I know it’s been almost two weeks since Halloween, but I haven’t gotten around to sharing this amazing snack until right now – even though I made it a second time since pumpkin carving with acorn squash seeds, too.
Although I enjoy pumpkin seeds, I find they’re usually more trouble to eat than they’re worth. The hulls on the outside are kid of chewy, even when roasted, and you end up working tirelessly to peel away the outer shell just to get to the small seed inside. And all that salt you shake over the shells just doesn’t make its way to the edible part.

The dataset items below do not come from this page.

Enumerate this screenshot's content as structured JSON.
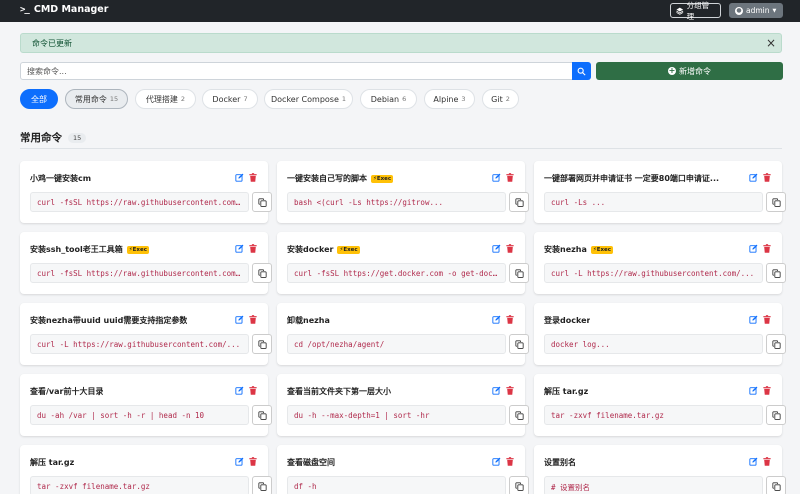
{
  "navbar": {
    "brand_icon": ">_",
    "brand": "CMD Manager",
    "group_manage": "分组管理",
    "user": "admin"
  },
  "alert": {
    "message": "命令已更新",
    "close": "×"
  },
  "search": {
    "placeholder": "搜索命令..."
  },
  "add_button": "新增命令",
  "filters": [
    {
      "label": "全部",
      "count": ""
    },
    {
      "label": "常用命令",
      "count": "15"
    },
    {
      "label": "代理搭建",
      "count": "2"
    },
    {
      "label": "Docker",
      "count": "7"
    },
    {
      "label": "Docker Compose",
      "count": "1"
    },
    {
      "label": "Debian",
      "count": "6"
    },
    {
      "label": "Alpine",
      "count": "3"
    },
    {
      "label": "Git",
      "count": "2"
    }
  ],
  "section": {
    "title": "常用命令",
    "count": "15"
  },
  "exec_label": "Exec",
  "cards": [
    {
      "title": "小鸡一键安装cm",
      "exec": false,
      "command": "curl -fsSL https://raw.githubusercontent.com/..."
    },
    {
      "title": "一键安装自己写的脚本",
      "exec": true,
      "command": "bash <(curl -Ls https://gitrow..."
    },
    {
      "title": "一键部署网页并申请证书 一定要80端口申请证...",
      "exec": false,
      "command": "curl -Ls ..."
    },
    {
      "title": "安装ssh_tool老王工具箱",
      "exec": true,
      "command": "curl -fsSL https://raw.githubusercontent.com/..."
    },
    {
      "title": "安装docker",
      "exec": true,
      "command": "curl -fsSL https://get.docker.com -o get-docker.sh"
    },
    {
      "title": "安装nezha",
      "exec": true,
      "command": "curl -L https://raw.githubusercontent.com/..."
    },
    {
      "title": "安装nezha带uuid uuid需要支持指定参数",
      "exec": false,
      "command": "curl -L https://raw.githubusercontent.com/..."
    },
    {
      "title": "卸载nezha",
      "exec": false,
      "command": "cd /opt/nezha/agent/"
    },
    {
      "title": "登录docker",
      "exec": false,
      "command": "docker log..."
    },
    {
      "title": "查看/var前十大目录",
      "exec": false,
      "command": "du -ah /var | sort -h -r | head -n 10"
    },
    {
      "title": "查看当前文件夹下第一层大小",
      "exec": false,
      "command": "du -h --max-depth=1 | sort -hr"
    },
    {
      "title": "解压 tar.gz",
      "exec": false,
      "command": "tar -zxvf filename.tar.gz"
    },
    {
      "title": "解压 tar.gz",
      "exec": false,
      "command": "tar -zxvf filename.tar.gz"
    },
    {
      "title": "查看磁盘空间",
      "exec": false,
      "command": "df -h"
    },
    {
      "title": "设置别名",
      "exec": false,
      "command": "# 设置别名"
    }
  ]
}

This year, though, to my absolute delight – and both of my housemates’ – I managed to master the toasted pumpkin seed. After doing a little research and experimentation, I found a method that ensures you can eat the entire shell without any of that weird hard-to-eat texture.
All you have to do is boil the seeds first with a whole bunch of salt and then toast ’em up. And get this: it uses less oil than the classic method where you coat your seeds with oil and salt and just roast.
Here’s what you’ll need:
- a pumpkin
- vegetable oil
- Preheat oven to 400F.
- Scoop the insides out of the pumpkin and separate all the seeds from the pulp.
- Rinse the seeds thoroughly in a strainer.
- Measure the seeds out so you know what you’re working with; I had a small and large pumpkins’ worth – about 2 cups. Then, dump them into a medium-sized pot.
- For every cup of seeds, add 3 cup of water 1.5 tablespoons of salt (or more, depending on how salty you want them) to the pot.
- Bring to a boil and let simmer for 15 minutes. Drain.
- Coat the bottom of a baking sheet or two with oil and spread the seeds in a single layer.
- Bake for 10 to 20 minutes, checking often and tossing once or twice. Once they start to get golden, remove from the oven immediately. They will get a little bit browner once they cool in the pan for a few minutes.
These can be eaten as-is, since they’re pre-salted, or seasoned with your favourite spices. I did half of mine with cayenne and paprika for a spicy switch-up. I’m sure they’d be great if you tossed the seeds with a little pressed garlic a couple minutes before removing them from the oven. Or, make them cheesy with some Parmesan or nutritional yeast.
This is a great way to make the most of any squash you buy; it’s not just for pumpkin seeds. The seeds from my acorn squash last week tasted just as good!